Taken from my back patio a few nights ago. Jupiter, Ganymede and Io (plus Ganymede's and Io's shadow transits).
(captured at ~2020-08-15 05:06.9 UT over the course of 9 minutes [3 minutes each for Red, Green, Blue channel]).
Ganymede is easily seen to the right of Jupiter. Shadows of Io and Ganymede are easily seen on Jupiter from left to right, respectively. Io itself is
technically visible in the image, just below Ganymede's shadow on the same band edge as its own shadow, but is blending into the background clouds so seamlessly it's practically invisible. Io is performing one heck of a camouflage effect. It can't hide from its own shadow though.
Acquisition details:
Equipment:
Telescope: Meade 10" LX200-ACF mounted on an equatorial wedge
Camera: ZWO ASI290MM
TeleVue 2x Powermate (essentially a Barlow lens) to bring optical system to f/20, focal length 5000 mm.
ZWO Atmospheric Dispersion Corrector (ADC)
ZWO EFW Electronic Filter Wheel
Astronomik Deep-Sky RGB filter set
Adjustments of Atmospheric Dispersion Corrector (ADC) was done visually using an eyepiece immediately before swapping the eyepiece with the filter wheel + camera. (Atmospheric dispersion effects are a lot easier to detect in color, rather than when using a monochrome camera.)
Midpoint timestamp of acquisition: ~2020-08-15 05:06.9 UT, in order of Red, Green, then Blue, 3 min each.
(Total amount of raw data: ~90 GB. That's not a typo. Ninety gigabytes. Almost a tenth of a terabyte. Around 30 GB per channel)
Software and processing:
Autostakkert!
Registax
WinJUPOS
Gimp
(All software packages are free, btw.)
Each channel (Red, Green, Blue) were stacked separately using Autostakkert!
Each channel image was then processed separately using Registax's wavelet sharpening.
Channel images were then de-rotated and combined using WinJUPOS.
Gimp was used for color, contrast and brightness adjustments, and final cropping.

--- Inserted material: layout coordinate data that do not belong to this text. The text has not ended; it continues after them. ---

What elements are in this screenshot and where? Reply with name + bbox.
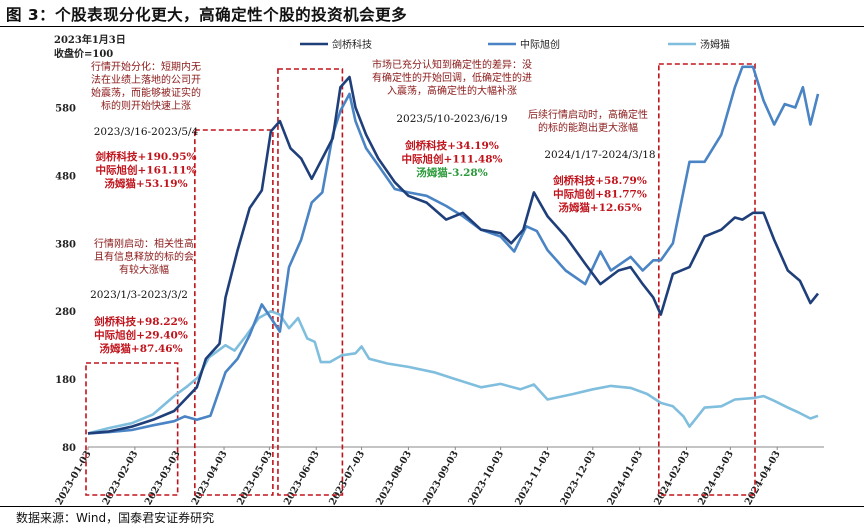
legend-label: 剑桥科技 bbox=[332, 38, 372, 51]
annotation-text: 中际旭创+29.40% bbox=[94, 329, 188, 342]
annotation-text: 中际旭创+81.77% bbox=[553, 188, 647, 201]
y-tick-label: 580 bbox=[55, 104, 76, 115]
x-tick-label: 2024-01-03 bbox=[605, 449, 645, 507]
x-tick-label: 2023-11-03 bbox=[513, 449, 553, 507]
x-tick-label: 2023-08-03 bbox=[374, 449, 414, 507]
annotation-text: 2023/3/16-2023/5/4 bbox=[94, 126, 199, 138]
x-tick-label: 2023-06-03 bbox=[282, 449, 322, 507]
x-tick-label: 2023-09-03 bbox=[421, 449, 461, 507]
bottom-rule bbox=[0, 506, 864, 507]
highlight-period-box bbox=[194, 129, 274, 496]
annotation-text: 剑桥科技+58.79% bbox=[552, 174, 647, 187]
x-tick-label: 2023-03-03 bbox=[143, 449, 183, 507]
annotation-text: 行情刚启动：相关性高 bbox=[94, 237, 194, 250]
source-note: 数据来源：Wind，国泰君安证券研究 bbox=[16, 511, 215, 525]
highlight-period-box bbox=[658, 63, 756, 496]
annotation-text: 剑桥科技+34.19% bbox=[404, 139, 499, 152]
series-line bbox=[87, 75, 820, 435]
annotation-text: 入震荡，高确定性的大幅补涨 bbox=[387, 84, 517, 97]
x-tick-label: 2023-04-03 bbox=[190, 449, 230, 507]
annotation-text: 汤姆猫+53.19% bbox=[104, 177, 187, 190]
figure-title: 图 3：个股表现分化更大，高确定性个股的投资机会更多 bbox=[6, 6, 408, 24]
x-tick-label: 2023-02-03 bbox=[101, 449, 141, 507]
x-tick-label: 2024-03-03 bbox=[696, 449, 736, 507]
highlight-period-box bbox=[277, 68, 344, 496]
top-rule bbox=[0, 26, 864, 27]
base-note: 2023年1月3日 bbox=[54, 33, 126, 46]
y-tick-label: 480 bbox=[55, 171, 76, 182]
annotation-text: 行情开始分化：短期内无 bbox=[91, 60, 201, 73]
y-tick-label: 180 bbox=[55, 375, 76, 386]
annotation-text: 汤姆猫+12.65% bbox=[558, 201, 641, 214]
annotation-text: 标的则开始快速上涨 bbox=[101, 99, 191, 112]
y-tick-label: 380 bbox=[55, 239, 76, 250]
annotation-text: 市场已充分认知到确定性的差异：没 bbox=[372, 58, 532, 71]
annotation-text: 2023/1/3-2023/3/2 bbox=[90, 289, 188, 301]
annotation-text: 始震荡，而能够被证实的 bbox=[91, 86, 201, 99]
x-tick-label: 2023-07-03 bbox=[327, 449, 367, 507]
x-tick-label: 2023-05-03 bbox=[235, 449, 275, 507]
series-line bbox=[87, 65, 820, 435]
y-tick-label: 80 bbox=[62, 443, 76, 454]
x-tick-label: 2023-01-03 bbox=[54, 449, 94, 507]
annotation-text: 的标的能跑出更大涨幅 bbox=[538, 121, 638, 134]
annotation-text: 汤姆猫-3.28% bbox=[416, 166, 487, 179]
annotation-text: 汤姆猫+87.46% bbox=[99, 342, 182, 355]
annotation-text: 后续行情启动时，高确定性 bbox=[528, 108, 648, 121]
annotation-text: 中际旭创+111.48% bbox=[402, 153, 503, 166]
y-tick-label: 280 bbox=[55, 307, 76, 318]
annotation-text: 中际旭创+161.11% bbox=[96, 164, 197, 177]
legend-label: 中际旭创 bbox=[520, 38, 560, 51]
annotation-text: 且有信息释放的标的会 bbox=[94, 250, 194, 263]
annotation-text: 有较大涨幅 bbox=[119, 263, 169, 276]
annotation-text: 剑桥科技+190.95% bbox=[95, 150, 197, 163]
x-tick-label: 2023-10-03 bbox=[466, 449, 506, 507]
annotation-text: 2024/1/17-2024/3/18 bbox=[544, 149, 655, 161]
x-tick-label: 2024-04-03 bbox=[743, 449, 783, 507]
annotation-text: 法在业绩上落地的公司开 bbox=[91, 73, 201, 86]
x-tick-label: 2023-12-03 bbox=[558, 449, 598, 507]
base-note: 收盘价=100 bbox=[54, 47, 113, 60]
series-line bbox=[87, 309, 819, 435]
legend-label: 汤姆猫 bbox=[700, 38, 730, 51]
annotation-text: 有确定性的开始回调，低确定性的进 bbox=[372, 71, 532, 84]
annotation-text: 剑桥科技+98.22% bbox=[93, 315, 188, 328]
annotation-text: 2023/5/10-2023/6/19 bbox=[396, 113, 507, 125]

Also Gimp was also used for bit of color alignment retouching involving the moons and their shadows (see below).
Jupiter rotates quite quickly, making a full rotation in only about 10 hours. As a rule of thumb, any image or image sequence (of Jupiter) longer than ~3 minutes will show signs of rotation (blurring, etc). My image sequence is 9 minutes total, so I need to account for this. WinJUPOS software can "derotate" images of Jupiter by several minutes, so I used that to derotate the Red and Blue channels to match up with the Green.
WinJUPOS worked quite well for Jupiter itself, but unfortunately, Io, Ganymede and their shadows do not move at the same speed as Jupiter's rotation. So the end result left a little color fringing around the moons' shadows and Ganymede.
So I used Gimp's warping tools to gently "nudge" the reds and blues into the greens in the areas of the moons' shadows and Ganymede (I didn't touch Io itself, since that wasn't even discernible in the individual channels either). I concede that this "nudgining" isn't a particularly graceful solution, but, well, what else am I going to do.
Overall though, I'd call the image mostly a success.